Sur le déconfinement, justement, du côté du 119, on appréhende. « Ce qu’on peut craindre, prévoit Pascal Vigneron_, c’est que les départements n’aient pas pu gérer toutes les situations préoccupantes et, de fait, un engorgement à suivre. Tout ce qui n’a pas pu se dire va prendre de l’ampleur. Un enfant qui n’a pas pu s’exprimer, après deux mois et demi de confinement, ça peut être catastrophique ! »_ À L’Enfant bleu, Isabelle Debré abonde : « Nous anticipons un grand nombre de demandes d’aide à la sortie du confinement, lorsque les enfants pourront se confier aux adultes protecteurs en qui ils ont confiance. Il s’agit donc pour nous de répondre à un double défi : maintenir et développer dès aujourd’hui le service essentiel à leur protection et préparer demain leur accompagnement et leur reconstruction. » Le retour s’annonce douloureux.

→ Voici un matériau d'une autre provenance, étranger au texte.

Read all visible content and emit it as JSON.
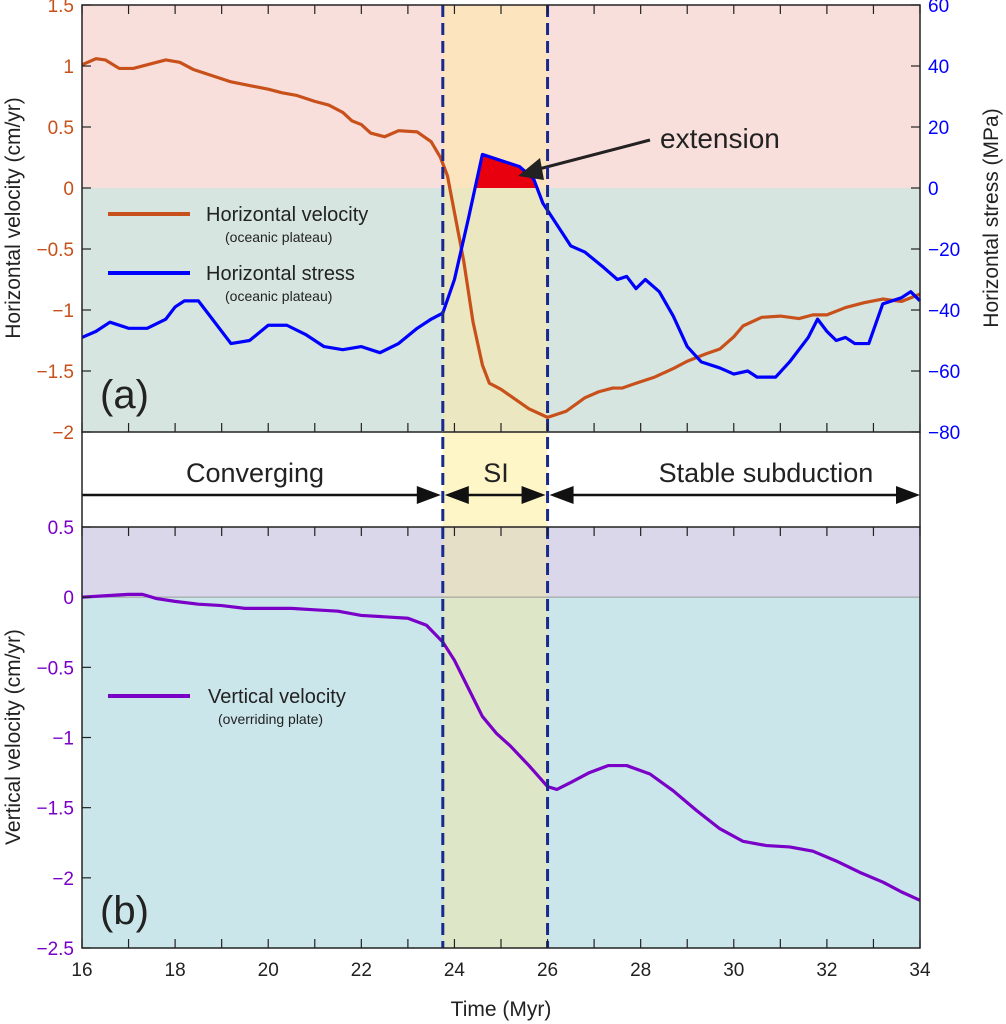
{
  "chart_data": [
    {
      "type": "line",
      "panel_label": "(a)",
      "xlim": [
        16,
        34
      ],
      "x_ticks": [
        "16",
        "18",
        "20",
        "22",
        "24",
        "26",
        "28",
        "30",
        "32",
        "34"
      ],
      "y_left": {
        "label": "Horizontal velocity (cm/yr)",
        "lim": [
          -2,
          1.5
        ],
        "ticks": [
          "−2",
          "−1.5",
          "−1",
          "−0.5",
          "0",
          "0.5",
          "1",
          "1.5"
        ],
        "color": "#c8501a"
      },
      "y_right": {
        "label": "Horizontal stress (MPa)",
        "lim": [
          -80,
          60
        ],
        "ticks": [
          "−80",
          "−60",
          "−40",
          "−20",
          "0",
          "20",
          "40",
          "60"
        ],
        "color": "#0000ff"
      },
      "background": {
        "positive": "#f9dfdc",
        "negative": "#d7e5e0"
      },
      "annotation": "extension",
      "series": [
        {
          "name": "Horizontal velocity",
          "subtitle": "(oceanic plateau)",
          "axis": "left",
          "color": "#c8501a",
          "x": [
            16.0,
            16.3,
            16.5,
            16.8,
            17.1,
            17.5,
            17.8,
            18.1,
            18.4,
            18.8,
            19.2,
            19.6,
            20.0,
            20.3,
            20.6,
            21.0,
            21.3,
            21.6,
            21.8,
            22.0,
            22.2,
            22.5,
            22.8,
            23.2,
            23.5,
            23.7,
            23.85,
            24.0,
            24.2,
            24.4,
            24.6,
            24.75,
            25.0,
            25.3,
            25.6,
            26.0,
            26.4,
            26.8,
            27.1,
            27.4,
            27.6,
            27.9,
            28.3,
            28.7,
            29.0,
            29.4,
            29.7,
            30.0,
            30.2,
            30.6,
            31.0,
            31.4,
            31.7,
            32.0,
            32.4,
            32.8,
            33.2,
            33.6,
            34.0
          ],
          "y": [
            1.01,
            1.06,
            1.05,
            0.98,
            0.98,
            1.02,
            1.05,
            1.03,
            0.97,
            0.92,
            0.87,
            0.84,
            0.81,
            0.78,
            0.76,
            0.71,
            0.68,
            0.62,
            0.55,
            0.52,
            0.45,
            0.42,
            0.47,
            0.46,
            0.38,
            0.25,
            0.1,
            -0.2,
            -0.6,
            -1.1,
            -1.45,
            -1.6,
            -1.65,
            -1.73,
            -1.81,
            -1.88,
            -1.83,
            -1.72,
            -1.67,
            -1.64,
            -1.64,
            -1.6,
            -1.55,
            -1.48,
            -1.42,
            -1.36,
            -1.32,
            -1.22,
            -1.13,
            -1.06,
            -1.05,
            -1.07,
            -1.04,
            -1.04,
            -0.98,
            -0.94,
            -0.91,
            -0.93,
            -0.87
          ]
        },
        {
          "name": "Horizontal stress",
          "subtitle": "(oceanic plateau)",
          "axis": "right",
          "color": "#0000ff",
          "x": [
            16.0,
            16.3,
            16.6,
            17.0,
            17.4,
            17.8,
            18.0,
            18.2,
            18.5,
            18.8,
            19.2,
            19.6,
            20.0,
            20.4,
            20.8,
            21.2,
            21.6,
            22.0,
            22.4,
            22.8,
            23.2,
            23.5,
            23.75,
            24.0,
            24.3,
            24.6,
            25.0,
            25.4,
            25.7,
            25.9,
            26.2,
            26.5,
            26.8,
            27.2,
            27.5,
            27.7,
            27.9,
            28.1,
            28.4,
            28.7,
            29.0,
            29.3,
            29.7,
            30.0,
            30.3,
            30.5,
            30.9,
            31.2,
            31.6,
            31.8,
            32.0,
            32.2,
            32.4,
            32.6,
            32.9,
            33.2,
            33.6,
            33.8,
            34.0
          ],
          "y": [
            -49,
            -47,
            -44,
            -46,
            -46,
            -43,
            -39,
            -37,
            -37,
            -43,
            -51,
            -50,
            -45,
            -45,
            -48,
            -52,
            -53,
            -52,
            -54,
            -51,
            -46,
            -43,
            -41,
            -30,
            -10,
            11,
            9,
            7,
            3,
            -5,
            -12,
            -19,
            -21,
            -26,
            -30,
            -29,
            -33,
            -30,
            -34,
            -42,
            -52,
            -57,
            -59,
            -61,
            -60,
            -62,
            -62,
            -57,
            -49,
            -43,
            -47,
            -50,
            -49,
            -51,
            -51,
            -38,
            -36,
            -34,
            -37
          ]
        }
      ]
    },
    {
      "type": "line",
      "panel_label": "(b)",
      "xlim": [
        16,
        34
      ],
      "xlabel": "Time (Myr)",
      "x_ticks": [
        "16",
        "18",
        "20",
        "22",
        "24",
        "26",
        "28",
        "30",
        "32",
        "34"
      ],
      "y_left": {
        "label": "Vertical velocity (cm/yr)",
        "lim": [
          -2.5,
          0.5
        ],
        "ticks": [
          "−2.5",
          "−2",
          "−1.5",
          "−1",
          "−0.5",
          "0",
          "0.5"
        ],
        "color": "#7a00c8"
      },
      "background": {
        "positive": "#dad7ea",
        "negative": "#cae6ea"
      },
      "series": [
        {
          "name": "Vertical velocity",
          "subtitle": "(overriding plate)",
          "color": "#7a00c8",
          "x": [
            16,
            16.5,
            17,
            17.3,
            17.6,
            18,
            18.5,
            19,
            19.5,
            20,
            20.5,
            21,
            21.5,
            22,
            22.5,
            23,
            23.4,
            23.75,
            24,
            24.3,
            24.6,
            24.9,
            25.2,
            25.6,
            26,
            26.2,
            26.5,
            26.9,
            27.3,
            27.7,
            28.2,
            28.7,
            29.2,
            29.7,
            30.2,
            30.7,
            31.2,
            31.7,
            32.2,
            32.7,
            33.2,
            33.6,
            34
          ],
          "y": [
            0,
            0.01,
            0.02,
            0.02,
            -0.01,
            -0.03,
            -0.05,
            -0.06,
            -0.08,
            -0.08,
            -0.08,
            -0.09,
            -0.1,
            -0.13,
            -0.14,
            -0.15,
            -0.2,
            -0.32,
            -0.45,
            -0.65,
            -0.85,
            -0.97,
            -1.06,
            -1.2,
            -1.35,
            -1.37,
            -1.32,
            -1.25,
            -1.2,
            -1.2,
            -1.26,
            -1.38,
            -1.52,
            -1.65,
            -1.74,
            -1.77,
            -1.78,
            -1.81,
            -1.88,
            -1.96,
            -2.03,
            -2.1,
            -2.16
          ]
        }
      ]
    }
  ],
  "phases": {
    "boundaries": [
      23.75,
      26.0
    ],
    "labels": [
      "Converging",
      "SI",
      "Stable subduction"
    ],
    "si_color": "#fff6c8",
    "boundary_color": "#1a2a8c"
  }
}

Pour Fabienne Quiriau, à la Cnape, « ce sera le moment de lever le voile. Si des familles ont réinvesti leur rôle parental et éducatif, l’inquiétude, c’est ce qu’on n’aura pas vu, la partie immergée. Il faudra faire le tri dans les appels au 119, ce que vont devenir ces appels et comment seront traitées les nouvelles situations ». Martine Brousse s’interroge : « Qu’est-ce qu’on va découvrir ? Que saura-t-on de plus sur les violences sourdes, notamment sur les plus petits ? Comment le système judiciaire va-t-il faire face aux maltraitances, quand on sait qu’il n’y a pas assez d’enquêtes juridiques au regard des appels ? Ça va être un raz de marée… » Un raz de marée qui dépassera les violences ordinaires que sont les brimades et les torgnoles, et pourrait mettre en lumière les violences invisibles, silencieuses. Les privations, les humiliations, les violences psychologiques et les abus sexuels.
(1) L’association L’Enfant Bleu, qui a étoffé sa cellule d’écoute, a pour l’occasion lancé sur son site un fonds de soutien exceptionnel pour répondre aux difficultés qui risquent de suivre le confinement.